|
| NelsonMinar wrote:
| Really neat! Every time I see this I'm reminded of what we lost
| from the 1990s, when xterm supported Tektronix 4014 emulation.
| Vector graphics right there via a tty interface! It wasn't
| terribly useful in practice but it could do some nice things with
| plotting.
| joshu wrote:
| iterm2/wezterm/etc will display images.
|
| https://iterm2.com/documentation-images.html
|
| there is also sixel. https://github.com/saitoha/libsixel
| hsjqllzlfkf wrote:
| [dead]
| crazygringo wrote:
| Wow. That's crazy.
|
| Genuine question: is this actually useful in real life, or just a
| cool "because I could" project?
|
| Not being a Julia programmer I'd assume that producing charts in
| a REPL would be done in a Jupyter notebook with real pixels, not
| Unicode.
|
| Is producing elaborate charts in a terminal something people
| actually need?
|
| Edit: some fantastic responses. Makes perfect sense. Thank you!
| KenoFischer wrote:
| Yes, it's useful when you're ssh'd into some production system
| somewhere and just want to get a quick sense of some data in
| memory instead of going through the steps of installing a full
| graphics stack (which fortunately is pretty much a one-liner in
| Julia also, but can take a few mins).
| schneems wrote:
| I added comparative histograms (normalized to the same axis)

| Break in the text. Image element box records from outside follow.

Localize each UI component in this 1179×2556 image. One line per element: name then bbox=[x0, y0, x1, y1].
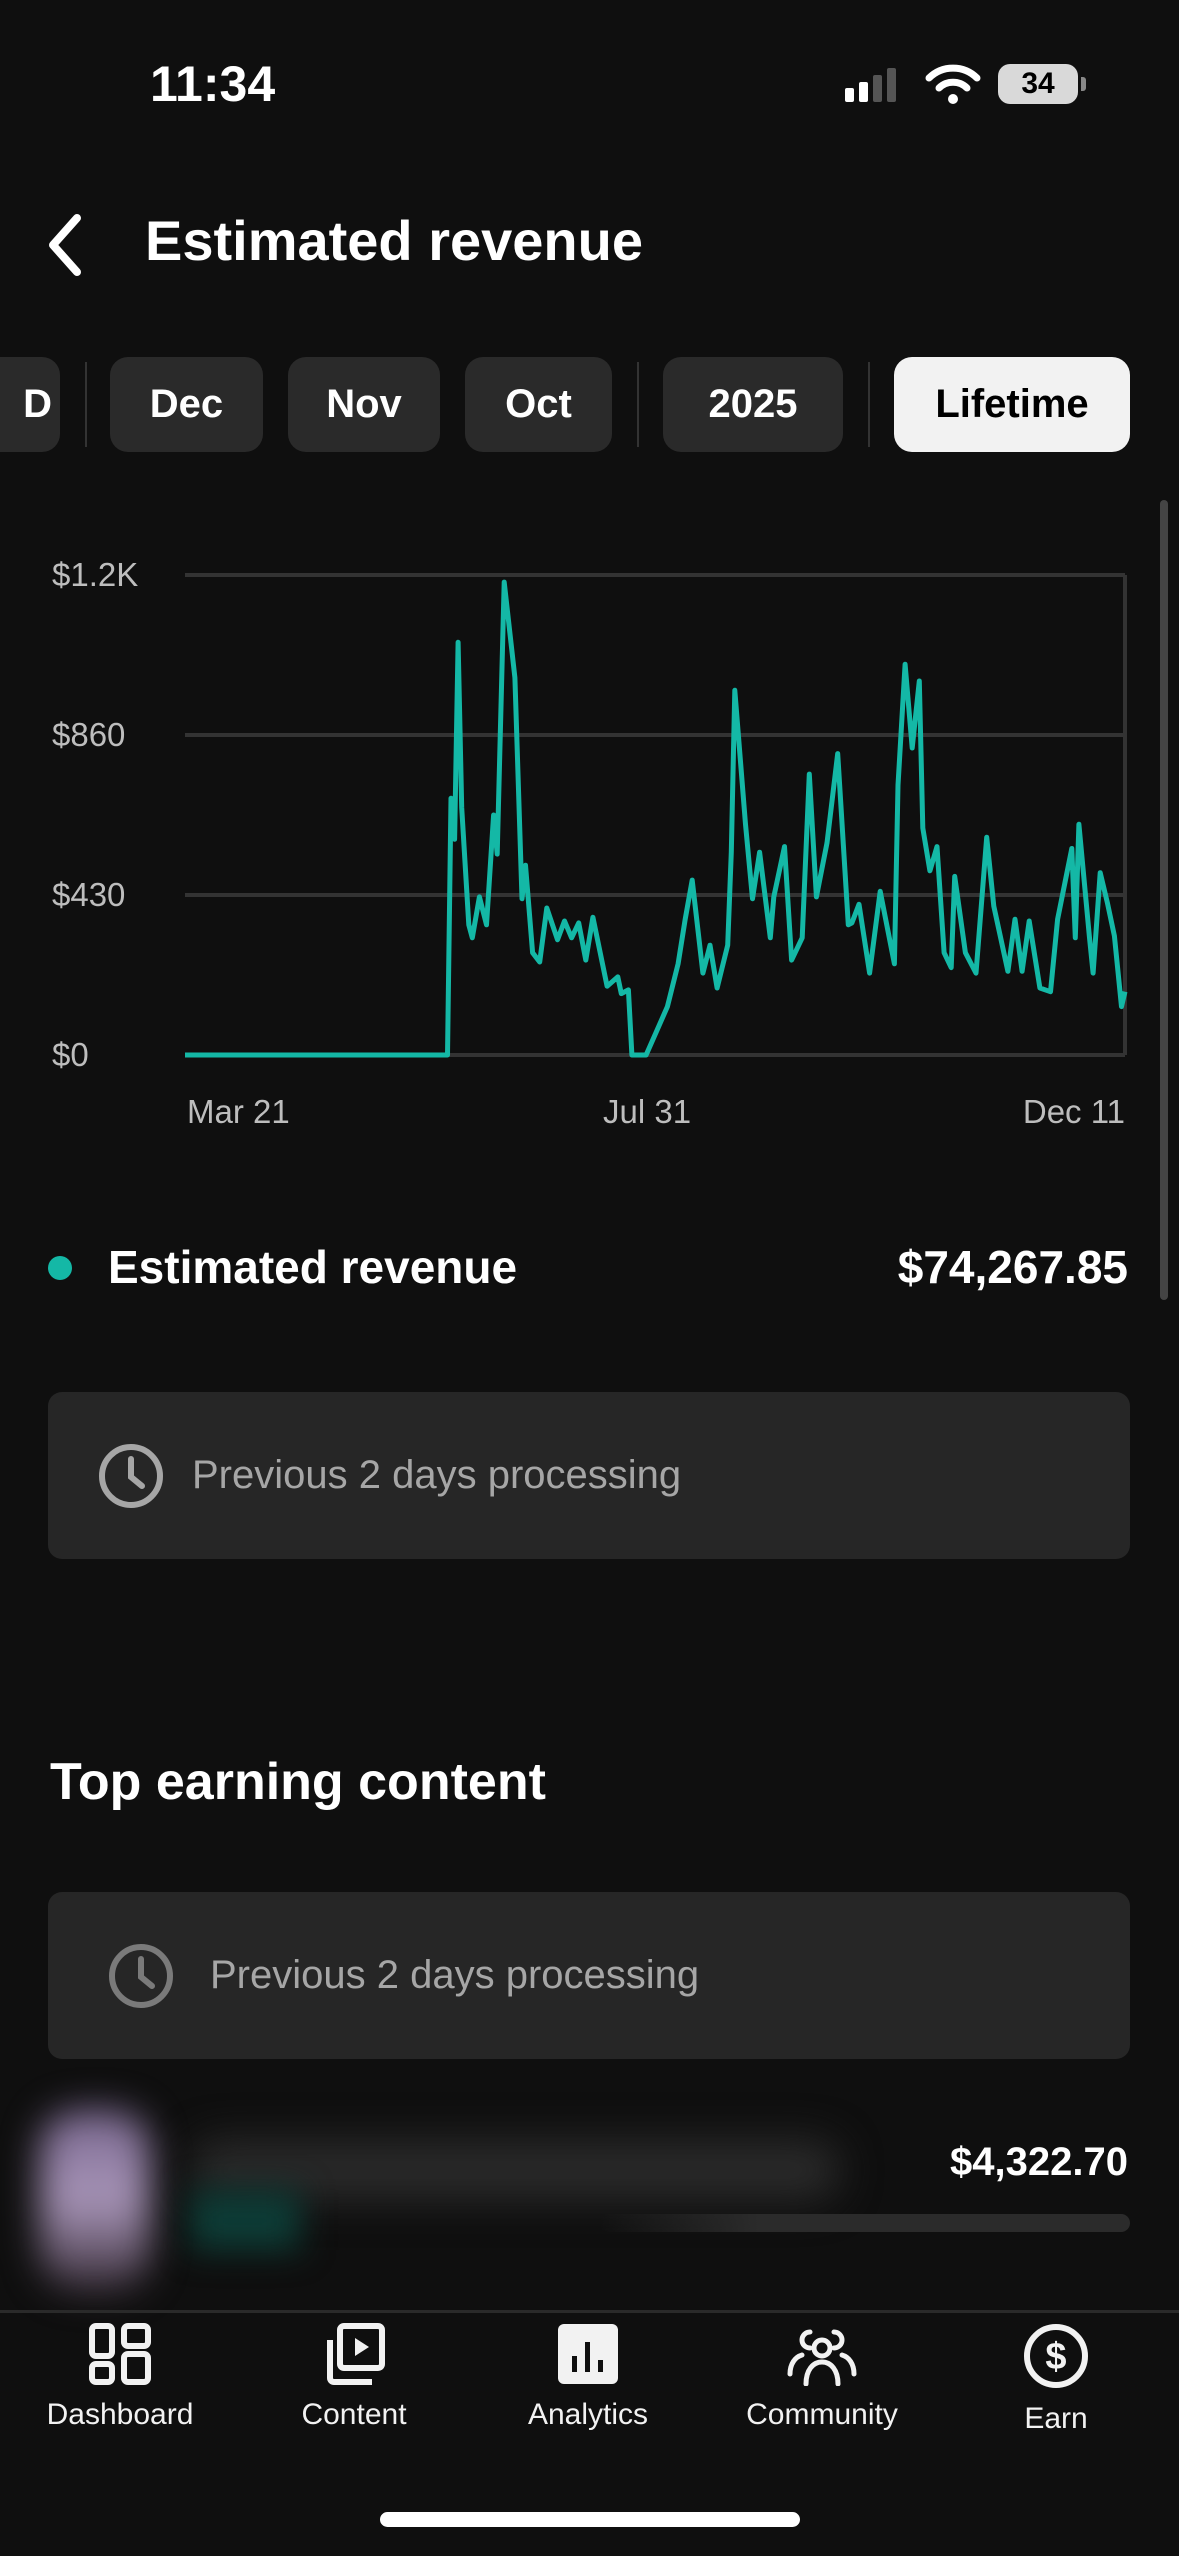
content-earnings: $4,322.70 bbox=[950, 2140, 1128, 2184]
tab-analytics[interactable]: Analytics bbox=[471, 2322, 705, 2432]
status-time: 11:34 bbox=[150, 56, 276, 112]
tab-earn[interactable]: $ Earn bbox=[939, 2322, 1173, 2436]
y-tick-label: $0 bbox=[52, 1036, 89, 1073]
tab-community[interactable]: Community bbox=[705, 2322, 939, 2432]
x-tick-label: Jul 31 bbox=[603, 1093, 692, 1130]
battery-indicator: 34 bbox=[998, 64, 1086, 104]
divider bbox=[85, 362, 87, 447]
processing-text: Previous 2 days processing bbox=[192, 1453, 682, 1497]
period-selector: D Dec Nov Oct 2025 Lifetime bbox=[0, 357, 1179, 452]
x-tick-label: Mar 21 bbox=[187, 1093, 290, 1130]
processing-text: Previous 2 days processing bbox=[210, 1953, 700, 1997]
cellular-signal-icon bbox=[845, 68, 896, 102]
home-indicator[interactable] bbox=[380, 2512, 800, 2527]
dashboard-icon bbox=[89, 2323, 151, 2385]
tab-label: Analytics bbox=[527, 2398, 649, 2431]
tab-bar-divider bbox=[0, 2310, 1179, 2313]
period-chip-dec[interactable]: Dec bbox=[110, 357, 263, 452]
earnings-bar bbox=[600, 2214, 1130, 2232]
y-tick-label: $1.2K bbox=[52, 556, 139, 593]
y-tick-label: $860 bbox=[52, 716, 126, 753]
tab-label: Earn bbox=[1024, 2402, 1088, 2435]
content-icon bbox=[327, 2323, 385, 2385]
tab-label: Community bbox=[746, 2398, 898, 2431]
svg-text:$: $ bbox=[1045, 2336, 1066, 2378]
analytics-icon bbox=[558, 2324, 618, 2384]
clock-icon bbox=[109, 1943, 173, 2008]
period-chip-nov[interactable]: Nov bbox=[288, 357, 440, 452]
total-revenue-value: $74,267.85 bbox=[897, 1241, 1128, 1293]
section-title: Top earning content bbox=[50, 1753, 546, 1811]
scrollbar[interactable] bbox=[1160, 500, 1168, 1300]
period-chip-d[interactable]: D bbox=[0, 357, 60, 452]
clock-icon bbox=[99, 1443, 163, 1508]
period-chip-2025[interactable]: 2025 bbox=[663, 357, 843, 452]
revenue-chart[interactable] bbox=[0, 0, 1179, 1200]
period-chip-oct[interactable]: Oct bbox=[465, 357, 612, 452]
earn-icon: $ bbox=[1024, 2324, 1088, 2388]
y-tick-label: $430 bbox=[52, 876, 126, 913]
back-arrow-icon[interactable] bbox=[45, 210, 85, 280]
processing-notice: Previous 2 days processing bbox=[48, 1392, 1130, 1559]
tab-dashboard[interactable]: Dashboard bbox=[3, 2322, 237, 2432]
legend-dot bbox=[48, 1256, 72, 1280]
tab-label: Dashboard bbox=[46, 2398, 194, 2431]
community-icon bbox=[787, 2329, 857, 2386]
wifi-icon bbox=[925, 64, 981, 104]
content-tag-blurred bbox=[190, 2190, 300, 2250]
tab-content[interactable]: Content bbox=[237, 2322, 471, 2432]
x-tick-label: Dec 11 bbox=[1022, 1093, 1125, 1130]
divider bbox=[868, 362, 870, 447]
revenue-line bbox=[185, 579, 1128, 1058]
period-chip-lifetime[interactable]: Lifetime bbox=[894, 357, 1130, 452]
tab-label: Content bbox=[301, 2398, 407, 2431]
divider bbox=[637, 362, 639, 447]
content-thumbnail[interactable] bbox=[40, 2110, 150, 2290]
top-content-processing-notice: Previous 2 days processing bbox=[48, 1892, 1130, 2059]
page-title: Estimated revenue bbox=[145, 209, 643, 272]
legend-label: Estimated revenue bbox=[108, 1241, 518, 1293]
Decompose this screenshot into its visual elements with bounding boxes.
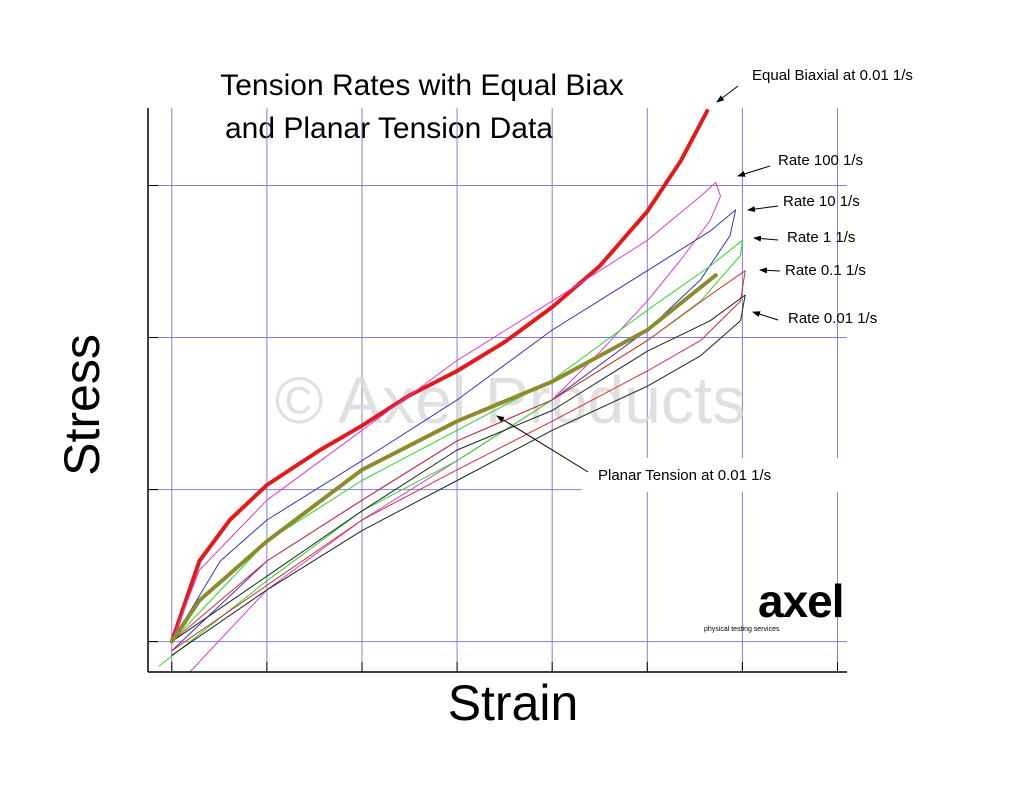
annotation-arrow [759, 267, 781, 274]
annotation-arrow [747, 205, 779, 213]
annotation-arrow [752, 311, 779, 321]
annotation-arrow [753, 235, 779, 242]
annotation: Equal Biaxial at 0.01 1/s [752, 67, 913, 84]
chart-title: and Planar Tension Data [225, 112, 553, 145]
annotation: Rate 0.01 1/s [788, 310, 877, 327]
chart-title: Tension Rates with Equal Biax [220, 69, 624, 102]
annotation-arrow [716, 85, 739, 103]
series-line [171, 270, 746, 652]
annotation-arrow [496, 415, 589, 473]
annotation: Rate 1 1/s [787, 229, 855, 246]
annotation: Planar Tension at 0.01 1/s [598, 467, 771, 484]
series-line [158, 239, 743, 667]
annotation-arrow [737, 165, 771, 177]
logo: axel [758, 575, 844, 627]
annotation: Rate 100 1/s [778, 152, 863, 169]
series-line [169, 273, 718, 644]
y-axis-label: Stress [54, 334, 110, 476]
x-axis-label: Strain [448, 675, 579, 731]
logo-tagline: physical testing services [704, 626, 780, 633]
annotation: Rate 10 1/s [783, 193, 860, 210]
annotation-bg [582, 458, 850, 492]
series-line [169, 109, 710, 644]
annotation: Rate 0.1 1/s [785, 262, 866, 279]
series-line [171, 294, 746, 656]
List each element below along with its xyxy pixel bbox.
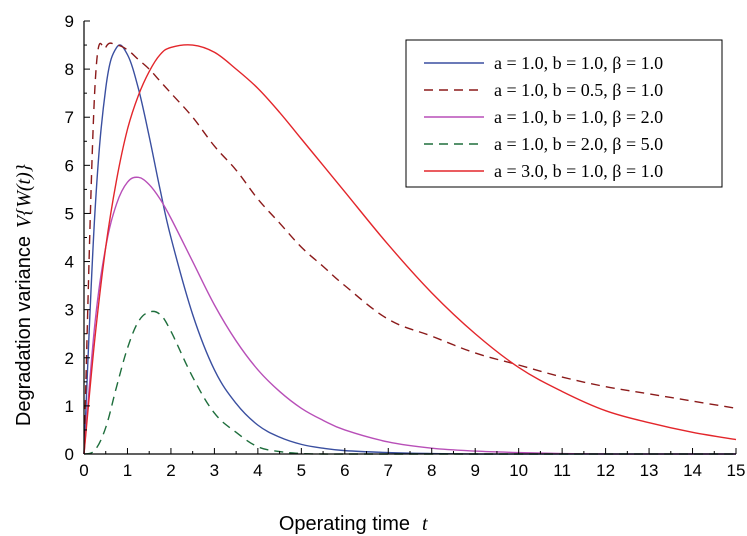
x-tick-label: 0 (79, 461, 88, 480)
legend-box (405, 39, 723, 188)
y-axis-title: Degradation variance (13, 236, 35, 426)
x-tick-label: 3 (210, 461, 219, 480)
x-tick-label: 1 (123, 461, 132, 480)
y-axis-title-variable: V{W(t)} (13, 164, 35, 228)
y-tick-label: 3 (65, 301, 74, 320)
x-tick-label: 10 (509, 461, 528, 480)
legend: a = 1.0, b = 1.0, β = 1.0 a = 1.0, b = 0.… (405, 39, 723, 188)
series-line-4 (83, 310, 736, 455)
x-axis-title: Operating time (279, 513, 410, 535)
x-tick-label: 7 (384, 461, 393, 480)
y-tick-label: 2 (65, 349, 74, 368)
legend-label-2: a = 1.0, b = 0.5, β = 1.0 (494, 80, 663, 100)
x-tick-label: 8 (427, 461, 436, 480)
x-tick-label: 4 (253, 461, 262, 480)
y-tick-label: 9 (65, 12, 74, 31)
legend-label-4: a = 1.0, b = 2.0, β = 5.0 (494, 134, 663, 154)
x-tick-label: 11 (553, 461, 571, 480)
x-axis-title-variable: t (422, 513, 428, 535)
series-line-3 (83, 176, 736, 455)
x-tick-label: 2 (166, 461, 175, 480)
legend-label-3: a = 1.0, b = 1.0, β = 2.0 (494, 107, 663, 127)
legend-label-5: a = 3.0, b = 1.0, β = 1.0 (494, 161, 663, 181)
y-tick-label: 7 (65, 108, 74, 127)
y-tick-label: 1 (65, 397, 74, 416)
y-tick-label: 5 (65, 204, 74, 223)
series-line-2 (83, 42, 737, 455)
x-tick-label: 12 (596, 461, 615, 480)
y-tick-label: 6 (65, 156, 74, 175)
y-tick-label: 8 (65, 60, 74, 79)
y-tick-label: 4 (65, 253, 74, 272)
legend-label-1: a = 1.0, b = 1.0, β = 1.0 (494, 53, 663, 73)
x-tick-label: 5 (297, 461, 306, 480)
series-line-5 (83, 44, 737, 455)
y-tick-label: 0 (65, 445, 74, 464)
x-tick-label: 15 (727, 461, 746, 480)
x-tick-label: 9 (470, 461, 479, 480)
x-tick-label: 6 (340, 461, 349, 480)
x-tick-label: 13 (640, 461, 659, 480)
x-tick-label: 14 (683, 461, 702, 480)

| for derailed benchmarks so that when I send a perf PR they get
| the distribution data in an accessible format.
|
| You can copy and paste it right into the comments or
| description.
|
| That's one use case.
| IshKebab wrote:
| You can normally add images to PRs though?
| Tarrosion wrote:
| Yeah, I find it super useful when you want a maximally quick
| look at the shape of your data. Even if I'm local (ie not SSH'd
| onto a remote system where displaying graphics could be a
| hassle), using UnicodePlots can "break my flow" less than
| generating prettier plots in another window.
| dunefox wrote:
| I used it for a cli script that reads a log file and creates a
| histogram of the IPs. Pretty good if you don't want to save an
| image every couple of minutes. It's just text.
| martinsmit wrote:
| Nice to see a non-trivial package with 100% code coverage, can't
| remember the last time I saw that.
| rmeno12 wrote:
| Is there such a tool for use with python? preferably matplotlib
| compatible. I often find myself needing to plot some data to get
| a quick idea of what it looks like, and my work is generally on a
| remote host. Having to open a new ssh session with X forwarding
| is not difficult but a more frictionless approach would be nice.
| abhishekbasu wrote:
| There are [1, 2], and AFAICT they rely on gnuplot [3].
|
| [1] https://github.com/nschloe/termplotlib [2]
| https://github.com/dkogan/gnuplotlib [3]
| http://www.gnuplot.info/
| dr_kiszonka wrote:
| The last time I used gnuplot was around 25 years ago. And it
| is still around!
| jrichardshaw wrote:
| If you happen to use `iTerm2`, then
| https://github.com/daleroberts/itermplot works very well. I've
| used it before and can recommend it pretty highly.
| folkrav wrote:
| Is iTerm2 GPU accelerated? Wasn't aware it could do that kind
| of thing. I didn't use it in years, admittedly, haven't had a
| Mac for a while.
| joouha wrote:
| If you use euporie [1], you can draw plots in a Jupyter
| notebook in the terminal using matotlib and friends, and have
| them displayed using terminal graphics.